Alexander Michael Dodson Memorial Tot Lot

This is the sign you see as you enter the Alexander Michael Dodson Memorial Tot Lot

 

There were also three trees planted near the tot lot area for Alexander.

 

Beautiful rosebud trees planted for Alexander

Beautiful rosebud trees planted for Alexander

 

 

Following the ceremony, we had lunch with Dan’s family.  Since I had been planning a Cinco de Mayo themed birthday party for Alexander this year, we decided to have Mexican.  After a filling lunch, we headed to the cemetery to visit Alexander.

 

Balloon release during the dedication ceremony.

Balloons released during the dedication ceremony.

 

 

 

 

 

 

 

 

 

 

 

The balloons we released for Alexander during the tot lot dedication.

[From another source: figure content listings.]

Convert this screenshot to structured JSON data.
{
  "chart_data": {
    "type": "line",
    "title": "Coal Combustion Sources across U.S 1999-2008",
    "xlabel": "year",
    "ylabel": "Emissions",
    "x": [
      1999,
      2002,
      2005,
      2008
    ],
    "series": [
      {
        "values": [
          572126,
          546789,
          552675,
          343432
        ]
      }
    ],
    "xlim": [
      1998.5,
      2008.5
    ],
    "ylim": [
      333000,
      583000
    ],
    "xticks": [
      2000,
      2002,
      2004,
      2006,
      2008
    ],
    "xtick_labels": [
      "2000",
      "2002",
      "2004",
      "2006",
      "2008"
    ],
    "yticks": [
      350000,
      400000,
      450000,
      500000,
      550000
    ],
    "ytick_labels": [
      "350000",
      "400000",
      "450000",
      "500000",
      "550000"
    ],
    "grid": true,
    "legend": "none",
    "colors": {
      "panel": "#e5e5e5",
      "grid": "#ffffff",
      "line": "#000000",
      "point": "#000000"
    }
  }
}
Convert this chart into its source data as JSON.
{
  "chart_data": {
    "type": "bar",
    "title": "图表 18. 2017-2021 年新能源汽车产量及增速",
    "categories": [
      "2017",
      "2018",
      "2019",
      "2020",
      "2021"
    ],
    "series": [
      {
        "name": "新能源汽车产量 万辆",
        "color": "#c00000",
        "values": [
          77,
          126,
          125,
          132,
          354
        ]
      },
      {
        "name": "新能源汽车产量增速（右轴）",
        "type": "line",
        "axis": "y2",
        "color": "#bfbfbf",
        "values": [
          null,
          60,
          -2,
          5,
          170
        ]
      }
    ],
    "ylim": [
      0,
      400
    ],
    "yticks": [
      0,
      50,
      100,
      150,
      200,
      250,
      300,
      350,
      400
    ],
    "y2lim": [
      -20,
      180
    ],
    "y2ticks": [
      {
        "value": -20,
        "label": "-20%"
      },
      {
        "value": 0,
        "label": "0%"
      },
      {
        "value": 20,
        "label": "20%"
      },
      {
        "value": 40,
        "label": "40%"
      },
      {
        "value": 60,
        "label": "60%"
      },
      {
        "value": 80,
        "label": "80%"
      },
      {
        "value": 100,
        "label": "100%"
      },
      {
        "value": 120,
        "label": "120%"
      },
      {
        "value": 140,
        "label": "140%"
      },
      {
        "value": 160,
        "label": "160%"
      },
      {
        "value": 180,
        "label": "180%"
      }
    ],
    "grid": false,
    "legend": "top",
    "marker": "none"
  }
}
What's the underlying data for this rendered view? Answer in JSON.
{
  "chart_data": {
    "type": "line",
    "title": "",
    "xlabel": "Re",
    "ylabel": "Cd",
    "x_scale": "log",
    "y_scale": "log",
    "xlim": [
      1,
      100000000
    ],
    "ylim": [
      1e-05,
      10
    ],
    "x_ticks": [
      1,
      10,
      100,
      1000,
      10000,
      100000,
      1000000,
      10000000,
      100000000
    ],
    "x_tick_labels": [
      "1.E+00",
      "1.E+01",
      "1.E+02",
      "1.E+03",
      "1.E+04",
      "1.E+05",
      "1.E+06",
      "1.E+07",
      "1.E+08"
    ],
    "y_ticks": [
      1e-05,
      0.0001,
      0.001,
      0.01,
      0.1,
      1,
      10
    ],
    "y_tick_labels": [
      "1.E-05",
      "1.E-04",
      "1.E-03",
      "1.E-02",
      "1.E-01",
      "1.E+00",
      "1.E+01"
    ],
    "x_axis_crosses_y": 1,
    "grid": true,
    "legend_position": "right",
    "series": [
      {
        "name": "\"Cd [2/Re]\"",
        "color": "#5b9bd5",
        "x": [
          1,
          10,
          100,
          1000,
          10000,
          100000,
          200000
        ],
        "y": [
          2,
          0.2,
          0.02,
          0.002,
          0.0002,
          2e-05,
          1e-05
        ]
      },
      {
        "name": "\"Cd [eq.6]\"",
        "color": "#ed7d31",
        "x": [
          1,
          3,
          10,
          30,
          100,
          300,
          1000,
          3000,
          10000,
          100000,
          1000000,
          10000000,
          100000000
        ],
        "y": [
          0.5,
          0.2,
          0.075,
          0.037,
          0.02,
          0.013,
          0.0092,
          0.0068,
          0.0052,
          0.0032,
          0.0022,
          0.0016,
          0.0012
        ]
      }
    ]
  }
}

The balloons we released for Alexander during the tot lot dedication.

 

 

 

 

 

 

 

 

 

 

 

The past several days leading up to Alexander’s birthday have been hard on us.  Both Dan and I have had some weepy days.  We can’t just believe our baby isn’t here with us.  

Dan has been looking for about a year for the “perfect” new car.  The two requests I had for the car was that it needed to have a back seat for Alexander and that I wouldn’t mind being seen in it.  On Friday night, we went into New York City to see a car.  Dan is really into electric cars these days and has shown me some real doozies I wouldn’t be caught riding in even if I was heavily disguised.  However, the Tesla Model S, I do like.

Unfortunately, because of the rain, the Tesla folks were packing up the car when we arrived.  We did get a glimpse of it and Dan was able to ask the salesperson some questions.  Going in to see the car was a little sad. Being able to accommodate Alexander was the big reason to get a family sedan and now he isn’t here with us to share the car.

The car “show” was at The Plaza Hotel so we decided to have a drink at the Oak Bar.  I’ve never been to this landmark establishment but Dan visited years ago.  The bar is beautiful.  Our service started a little slow but we enjoyed a nice evening of cocktails and appetizers.  We even got a free dessert that was absolutely delicious!

It’s been a long and exhausting week.  Dan and I really appreciate all the support we’ve received during these very difficult last 4 months and especially today on Alexander’s birthday.